Israel wants the famine to appear complicated—something out of its hands and nearly impossible to resolve. However, improving quality of life and ending the crisis can be done quickly and easily by simply opening the crossings and allowing aid, medicine, and commercial goods to enter.

It is striking how they try to invent other methods, such as airdrops or the Gaza Humanitarian Foundation. But these are well-planned performances. Both share humiliation and carry the underlying message that aid will not reach everyone equally. They are solutions that are not meant to solve.
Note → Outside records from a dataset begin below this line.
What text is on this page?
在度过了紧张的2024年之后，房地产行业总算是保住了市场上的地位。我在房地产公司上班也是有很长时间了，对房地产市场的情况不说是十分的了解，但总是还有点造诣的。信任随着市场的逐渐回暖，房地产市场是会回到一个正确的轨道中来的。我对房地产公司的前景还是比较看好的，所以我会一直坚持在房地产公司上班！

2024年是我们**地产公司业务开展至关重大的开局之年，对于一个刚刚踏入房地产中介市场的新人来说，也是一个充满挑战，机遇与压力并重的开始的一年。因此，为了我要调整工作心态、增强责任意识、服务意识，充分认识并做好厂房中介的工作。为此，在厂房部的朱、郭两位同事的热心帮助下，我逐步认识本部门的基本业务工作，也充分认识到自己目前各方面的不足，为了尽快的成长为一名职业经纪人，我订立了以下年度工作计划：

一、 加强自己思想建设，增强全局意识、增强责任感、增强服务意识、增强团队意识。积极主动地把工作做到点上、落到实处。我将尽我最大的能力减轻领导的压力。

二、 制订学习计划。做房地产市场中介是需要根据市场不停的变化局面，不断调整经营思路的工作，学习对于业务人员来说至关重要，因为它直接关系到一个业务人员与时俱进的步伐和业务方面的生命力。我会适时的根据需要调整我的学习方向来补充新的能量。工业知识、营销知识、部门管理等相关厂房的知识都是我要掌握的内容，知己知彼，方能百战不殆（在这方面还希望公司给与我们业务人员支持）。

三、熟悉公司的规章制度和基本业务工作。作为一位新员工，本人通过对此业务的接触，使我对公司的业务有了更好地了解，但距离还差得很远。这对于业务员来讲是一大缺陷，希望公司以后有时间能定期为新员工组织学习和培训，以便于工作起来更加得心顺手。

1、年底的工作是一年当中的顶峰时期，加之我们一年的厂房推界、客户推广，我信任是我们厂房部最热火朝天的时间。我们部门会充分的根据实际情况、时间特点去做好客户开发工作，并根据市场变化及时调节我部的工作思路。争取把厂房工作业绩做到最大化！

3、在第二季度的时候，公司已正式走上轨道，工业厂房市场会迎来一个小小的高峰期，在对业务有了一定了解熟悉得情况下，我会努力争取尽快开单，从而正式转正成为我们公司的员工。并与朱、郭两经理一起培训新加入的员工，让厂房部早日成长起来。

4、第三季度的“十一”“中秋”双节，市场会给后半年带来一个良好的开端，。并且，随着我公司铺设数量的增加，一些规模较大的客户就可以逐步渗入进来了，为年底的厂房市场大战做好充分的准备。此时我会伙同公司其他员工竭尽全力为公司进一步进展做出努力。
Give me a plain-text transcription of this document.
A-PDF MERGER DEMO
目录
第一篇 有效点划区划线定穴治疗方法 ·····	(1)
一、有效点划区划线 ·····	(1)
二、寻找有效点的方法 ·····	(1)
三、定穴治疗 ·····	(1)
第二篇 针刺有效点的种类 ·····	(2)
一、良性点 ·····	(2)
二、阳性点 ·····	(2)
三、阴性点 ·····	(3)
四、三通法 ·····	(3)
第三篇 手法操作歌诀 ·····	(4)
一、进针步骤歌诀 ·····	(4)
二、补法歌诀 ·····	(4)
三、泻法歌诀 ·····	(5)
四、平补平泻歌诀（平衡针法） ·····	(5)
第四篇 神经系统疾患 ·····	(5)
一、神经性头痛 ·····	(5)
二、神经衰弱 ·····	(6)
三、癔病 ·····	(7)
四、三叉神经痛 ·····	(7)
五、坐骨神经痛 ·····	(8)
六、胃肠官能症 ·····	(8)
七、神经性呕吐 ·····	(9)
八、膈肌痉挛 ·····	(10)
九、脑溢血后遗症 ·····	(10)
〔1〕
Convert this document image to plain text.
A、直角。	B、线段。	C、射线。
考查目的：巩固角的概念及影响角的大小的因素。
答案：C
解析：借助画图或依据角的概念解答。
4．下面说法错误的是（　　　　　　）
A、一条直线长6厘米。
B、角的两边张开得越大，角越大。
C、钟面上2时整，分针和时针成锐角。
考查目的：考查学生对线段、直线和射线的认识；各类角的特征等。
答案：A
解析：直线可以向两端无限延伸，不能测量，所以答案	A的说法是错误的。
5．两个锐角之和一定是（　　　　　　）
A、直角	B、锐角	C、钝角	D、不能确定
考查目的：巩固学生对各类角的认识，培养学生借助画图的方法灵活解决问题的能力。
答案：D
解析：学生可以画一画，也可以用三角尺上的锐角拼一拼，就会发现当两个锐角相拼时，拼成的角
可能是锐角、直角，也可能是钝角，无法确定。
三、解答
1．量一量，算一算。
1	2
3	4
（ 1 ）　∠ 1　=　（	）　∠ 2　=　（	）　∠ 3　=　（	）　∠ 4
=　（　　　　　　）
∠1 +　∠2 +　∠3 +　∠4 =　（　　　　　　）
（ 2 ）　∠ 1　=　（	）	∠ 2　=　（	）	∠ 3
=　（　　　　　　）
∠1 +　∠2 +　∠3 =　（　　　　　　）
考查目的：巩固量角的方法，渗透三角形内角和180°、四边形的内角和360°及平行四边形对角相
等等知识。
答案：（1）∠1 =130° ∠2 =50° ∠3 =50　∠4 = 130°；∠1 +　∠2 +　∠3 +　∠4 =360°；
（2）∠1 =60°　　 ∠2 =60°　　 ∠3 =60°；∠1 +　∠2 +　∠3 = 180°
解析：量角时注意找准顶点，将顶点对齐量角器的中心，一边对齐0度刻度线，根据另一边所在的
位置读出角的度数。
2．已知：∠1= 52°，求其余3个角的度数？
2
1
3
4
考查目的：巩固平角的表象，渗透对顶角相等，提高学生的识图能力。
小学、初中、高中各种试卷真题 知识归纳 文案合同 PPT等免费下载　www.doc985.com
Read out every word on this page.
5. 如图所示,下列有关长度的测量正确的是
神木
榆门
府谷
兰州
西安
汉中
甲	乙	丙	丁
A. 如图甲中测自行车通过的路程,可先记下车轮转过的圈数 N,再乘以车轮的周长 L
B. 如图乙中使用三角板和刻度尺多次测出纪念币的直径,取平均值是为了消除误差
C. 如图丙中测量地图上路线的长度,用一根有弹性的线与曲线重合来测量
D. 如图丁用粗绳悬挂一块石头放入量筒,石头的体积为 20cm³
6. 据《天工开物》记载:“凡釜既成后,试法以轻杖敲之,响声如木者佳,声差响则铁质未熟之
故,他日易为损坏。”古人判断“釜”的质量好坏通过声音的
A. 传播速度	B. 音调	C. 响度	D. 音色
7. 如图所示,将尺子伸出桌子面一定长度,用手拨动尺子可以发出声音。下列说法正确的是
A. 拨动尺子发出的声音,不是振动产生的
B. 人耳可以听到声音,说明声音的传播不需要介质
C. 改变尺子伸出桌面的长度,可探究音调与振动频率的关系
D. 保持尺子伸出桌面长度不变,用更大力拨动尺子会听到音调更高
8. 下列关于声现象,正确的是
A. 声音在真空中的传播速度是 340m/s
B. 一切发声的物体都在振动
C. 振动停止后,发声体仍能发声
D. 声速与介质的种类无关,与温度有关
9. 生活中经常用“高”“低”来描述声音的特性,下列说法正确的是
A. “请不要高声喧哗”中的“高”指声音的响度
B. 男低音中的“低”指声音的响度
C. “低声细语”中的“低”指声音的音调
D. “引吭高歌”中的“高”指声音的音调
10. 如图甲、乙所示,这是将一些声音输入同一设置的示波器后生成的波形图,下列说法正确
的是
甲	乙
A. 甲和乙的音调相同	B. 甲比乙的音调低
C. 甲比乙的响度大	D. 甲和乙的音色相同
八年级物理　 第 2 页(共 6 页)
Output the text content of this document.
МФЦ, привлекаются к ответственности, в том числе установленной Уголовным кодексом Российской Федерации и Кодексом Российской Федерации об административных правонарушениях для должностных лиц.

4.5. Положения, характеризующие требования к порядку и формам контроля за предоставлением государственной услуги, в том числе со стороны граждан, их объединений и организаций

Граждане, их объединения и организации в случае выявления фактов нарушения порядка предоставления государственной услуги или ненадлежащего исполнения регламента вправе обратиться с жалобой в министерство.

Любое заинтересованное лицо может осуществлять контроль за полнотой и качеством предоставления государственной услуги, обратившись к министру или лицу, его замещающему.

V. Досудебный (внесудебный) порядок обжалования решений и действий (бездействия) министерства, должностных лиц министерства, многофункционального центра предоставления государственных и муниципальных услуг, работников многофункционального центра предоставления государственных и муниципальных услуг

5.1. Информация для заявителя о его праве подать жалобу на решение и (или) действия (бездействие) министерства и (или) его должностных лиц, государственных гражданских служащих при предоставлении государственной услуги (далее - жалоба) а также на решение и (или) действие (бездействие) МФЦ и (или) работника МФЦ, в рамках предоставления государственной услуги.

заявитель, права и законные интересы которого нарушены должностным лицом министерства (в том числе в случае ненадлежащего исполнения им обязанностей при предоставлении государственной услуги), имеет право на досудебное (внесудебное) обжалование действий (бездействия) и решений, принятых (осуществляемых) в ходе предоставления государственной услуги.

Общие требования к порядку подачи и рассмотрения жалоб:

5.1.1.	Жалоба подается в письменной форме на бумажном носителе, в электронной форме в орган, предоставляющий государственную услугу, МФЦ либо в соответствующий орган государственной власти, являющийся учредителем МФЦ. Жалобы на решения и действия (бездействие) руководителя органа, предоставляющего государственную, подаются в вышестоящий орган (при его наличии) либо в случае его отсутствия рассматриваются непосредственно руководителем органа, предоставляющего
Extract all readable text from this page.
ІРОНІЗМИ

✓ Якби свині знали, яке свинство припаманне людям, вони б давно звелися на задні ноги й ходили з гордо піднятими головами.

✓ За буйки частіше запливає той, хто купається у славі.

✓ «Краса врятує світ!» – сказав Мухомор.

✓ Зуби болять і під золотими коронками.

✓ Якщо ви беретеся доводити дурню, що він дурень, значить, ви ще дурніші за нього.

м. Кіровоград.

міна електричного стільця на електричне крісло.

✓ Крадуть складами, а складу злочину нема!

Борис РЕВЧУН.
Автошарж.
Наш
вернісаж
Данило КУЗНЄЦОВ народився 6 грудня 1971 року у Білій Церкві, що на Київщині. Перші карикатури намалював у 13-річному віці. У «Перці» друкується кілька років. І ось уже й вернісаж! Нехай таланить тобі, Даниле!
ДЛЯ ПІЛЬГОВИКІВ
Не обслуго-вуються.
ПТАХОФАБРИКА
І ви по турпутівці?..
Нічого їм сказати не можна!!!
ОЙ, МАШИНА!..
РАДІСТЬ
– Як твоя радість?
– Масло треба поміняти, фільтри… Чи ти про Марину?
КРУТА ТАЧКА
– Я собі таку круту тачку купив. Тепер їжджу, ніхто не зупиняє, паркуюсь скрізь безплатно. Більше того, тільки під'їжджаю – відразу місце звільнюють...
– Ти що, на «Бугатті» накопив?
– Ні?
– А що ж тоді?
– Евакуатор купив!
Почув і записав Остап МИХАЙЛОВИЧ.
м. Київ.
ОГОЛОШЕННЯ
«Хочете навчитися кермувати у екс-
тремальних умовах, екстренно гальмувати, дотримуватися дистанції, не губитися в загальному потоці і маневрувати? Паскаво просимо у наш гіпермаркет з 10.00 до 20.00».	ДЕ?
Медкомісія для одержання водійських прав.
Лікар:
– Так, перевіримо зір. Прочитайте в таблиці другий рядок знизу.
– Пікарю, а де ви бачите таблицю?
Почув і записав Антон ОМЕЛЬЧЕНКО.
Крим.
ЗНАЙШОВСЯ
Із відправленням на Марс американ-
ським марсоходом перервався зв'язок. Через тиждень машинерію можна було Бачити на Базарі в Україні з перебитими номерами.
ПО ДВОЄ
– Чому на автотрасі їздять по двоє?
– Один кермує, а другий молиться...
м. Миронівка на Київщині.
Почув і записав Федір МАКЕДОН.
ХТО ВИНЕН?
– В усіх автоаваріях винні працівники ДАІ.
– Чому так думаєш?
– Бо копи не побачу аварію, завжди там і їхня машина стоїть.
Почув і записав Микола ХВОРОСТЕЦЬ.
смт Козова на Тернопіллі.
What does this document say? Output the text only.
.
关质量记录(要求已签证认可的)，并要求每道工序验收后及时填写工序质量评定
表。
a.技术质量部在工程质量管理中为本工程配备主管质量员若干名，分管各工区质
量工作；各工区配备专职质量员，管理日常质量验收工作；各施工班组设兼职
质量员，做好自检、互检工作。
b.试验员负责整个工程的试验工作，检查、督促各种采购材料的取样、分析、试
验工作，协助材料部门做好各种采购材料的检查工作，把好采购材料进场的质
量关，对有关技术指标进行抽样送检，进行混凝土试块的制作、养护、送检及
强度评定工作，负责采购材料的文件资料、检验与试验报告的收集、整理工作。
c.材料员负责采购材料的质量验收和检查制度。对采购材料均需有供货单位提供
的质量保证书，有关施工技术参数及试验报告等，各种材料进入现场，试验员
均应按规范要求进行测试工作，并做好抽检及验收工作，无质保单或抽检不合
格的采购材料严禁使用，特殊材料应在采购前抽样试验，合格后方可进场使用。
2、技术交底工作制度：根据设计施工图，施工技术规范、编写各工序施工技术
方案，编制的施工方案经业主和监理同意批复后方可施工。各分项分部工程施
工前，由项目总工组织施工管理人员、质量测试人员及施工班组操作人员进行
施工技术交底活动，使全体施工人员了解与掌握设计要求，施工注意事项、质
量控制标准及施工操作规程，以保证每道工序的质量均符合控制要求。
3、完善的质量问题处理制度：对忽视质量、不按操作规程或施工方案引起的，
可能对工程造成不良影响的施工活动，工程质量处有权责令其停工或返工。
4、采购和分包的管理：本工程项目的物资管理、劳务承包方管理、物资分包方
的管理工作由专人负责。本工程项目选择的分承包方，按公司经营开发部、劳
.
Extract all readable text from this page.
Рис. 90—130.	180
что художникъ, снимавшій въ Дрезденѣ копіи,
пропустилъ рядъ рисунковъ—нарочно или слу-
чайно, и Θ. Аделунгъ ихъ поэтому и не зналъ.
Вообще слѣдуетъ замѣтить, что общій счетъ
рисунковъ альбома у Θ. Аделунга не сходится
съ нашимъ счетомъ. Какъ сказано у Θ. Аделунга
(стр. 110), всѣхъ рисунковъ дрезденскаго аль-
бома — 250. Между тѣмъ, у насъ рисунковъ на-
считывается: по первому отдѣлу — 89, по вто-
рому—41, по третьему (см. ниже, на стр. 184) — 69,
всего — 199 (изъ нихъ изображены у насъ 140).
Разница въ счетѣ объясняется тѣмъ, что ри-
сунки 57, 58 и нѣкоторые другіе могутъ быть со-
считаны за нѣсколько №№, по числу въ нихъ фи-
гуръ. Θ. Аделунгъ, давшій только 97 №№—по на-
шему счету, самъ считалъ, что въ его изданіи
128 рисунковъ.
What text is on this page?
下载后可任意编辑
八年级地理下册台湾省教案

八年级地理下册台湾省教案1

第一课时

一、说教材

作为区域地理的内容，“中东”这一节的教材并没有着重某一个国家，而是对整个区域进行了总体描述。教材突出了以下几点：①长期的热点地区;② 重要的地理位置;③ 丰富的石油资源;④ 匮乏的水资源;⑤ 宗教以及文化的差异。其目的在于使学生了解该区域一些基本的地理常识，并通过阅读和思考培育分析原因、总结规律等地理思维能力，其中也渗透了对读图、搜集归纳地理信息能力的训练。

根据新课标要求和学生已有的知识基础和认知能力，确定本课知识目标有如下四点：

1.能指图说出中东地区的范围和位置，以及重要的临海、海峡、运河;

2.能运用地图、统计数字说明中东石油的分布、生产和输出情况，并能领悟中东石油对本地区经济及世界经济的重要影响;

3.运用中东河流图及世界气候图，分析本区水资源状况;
When an airdrop falls anywhere in Gaza or trucks arrive, it becomes like a battle. People shout and fight over a can of beans or a few grams of sugar because those simply do not exist in markets, and the amount of aid is small compared to the need. This is a natural reaction after months of severe famine and deprivation. There should be no expectation of organized behavior from someone who has been starved for so long. But this fractures us. It chips away at our sense of community, turning survival into competition. People in Gaza were always generous, but Israel has turned them into people scrambling for food. And while the headlines focus on aid and chaos, Israel goes on committing crimes and quietly executing its plans in the background without questioning.

Don’t stop talking about the famine and genocide. Don’t let Israel and the complicit Arab countries manipulate you into thinking they’ve made efforts or a difference. Famine isn’t over. It still exists. And the killing has not stopped for almost two years.